The control of the activity of various subpopulations of immunocompetent cells provide an immune response to antigens, which is associated with the HLA complex for humans [13]. It has been proven that the same antigen causes an immune response of different levels in individuals with different genotypes; meanwhile, the body can be reactive to different antigens to different degrees. The influence of polymorphisms of cytokine genes regulate immune and other processes in maintaining the homeostasis in the development of various pathologies has been most studied. The inhibitory effect on cytochrome P450-dependent monooxygenases has been reported in cytokines, namely IFNα, IFNβ, IFNγ, and IL-1 and TNF, IL-6, IL-11, and IL-2.

Under the conditions of the human habitat, hereditary factors that determine the physical, mental, and spiritual welfare are implemented.

The increased sensitivity to chemical exposure may be associated with personality traits. Conversely, chemical agents, primarily those with a neurotropic effect, and high neuropsychic stress during work with Cs as a situation requiring constant adaptive stress with the involvement of epigenetic mechanisms, can become the primary factor provoking not only several disorders of neuropsychic functions but also the development of psychosomatic diseases registered in the personnel of chemically hazardous industries [25–27]. It is therefore necessary to study genetic and epigenetic markers of predisposition to these health disorders due to exposure to a certain chemical factor.

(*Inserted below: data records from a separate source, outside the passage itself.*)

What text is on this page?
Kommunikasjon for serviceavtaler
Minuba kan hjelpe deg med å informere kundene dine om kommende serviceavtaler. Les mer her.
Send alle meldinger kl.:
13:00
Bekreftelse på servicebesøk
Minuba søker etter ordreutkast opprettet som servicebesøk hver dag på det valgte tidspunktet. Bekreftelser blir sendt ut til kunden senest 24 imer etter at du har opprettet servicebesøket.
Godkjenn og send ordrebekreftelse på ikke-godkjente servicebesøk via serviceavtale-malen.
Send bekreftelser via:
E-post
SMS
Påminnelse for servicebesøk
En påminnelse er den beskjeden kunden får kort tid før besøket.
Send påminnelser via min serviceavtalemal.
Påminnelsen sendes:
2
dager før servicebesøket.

The polymorphisms of genes involved in the regulation of mental functions (such as dopaminergic and serotonergic, GABA-ergic, hypothalamic-pituitary and adrenergic systems, and neurotrophins), which play a major role in social orientation, memory, behavior, and social functions, have been most studied [15–23]. The genes of the neurotropic factor of the brain and its receptor and the metabolism of polyamines, glial cells, and metabolism are also the genetic markers of stress response in humans.

It has been experimentally demonstrated in laboratory animals that genes for the receptors of dopamine, serotonin, norepinephrine, nuclear factor NF-κB, mitogen-activated protein kinase, neurotrophic factors, transducers, and transcriptional activators that control the transmission of nerve impulses as well as the characteristics of the immune system, affect the nature of the stress response and the recovery of the body after stress [28].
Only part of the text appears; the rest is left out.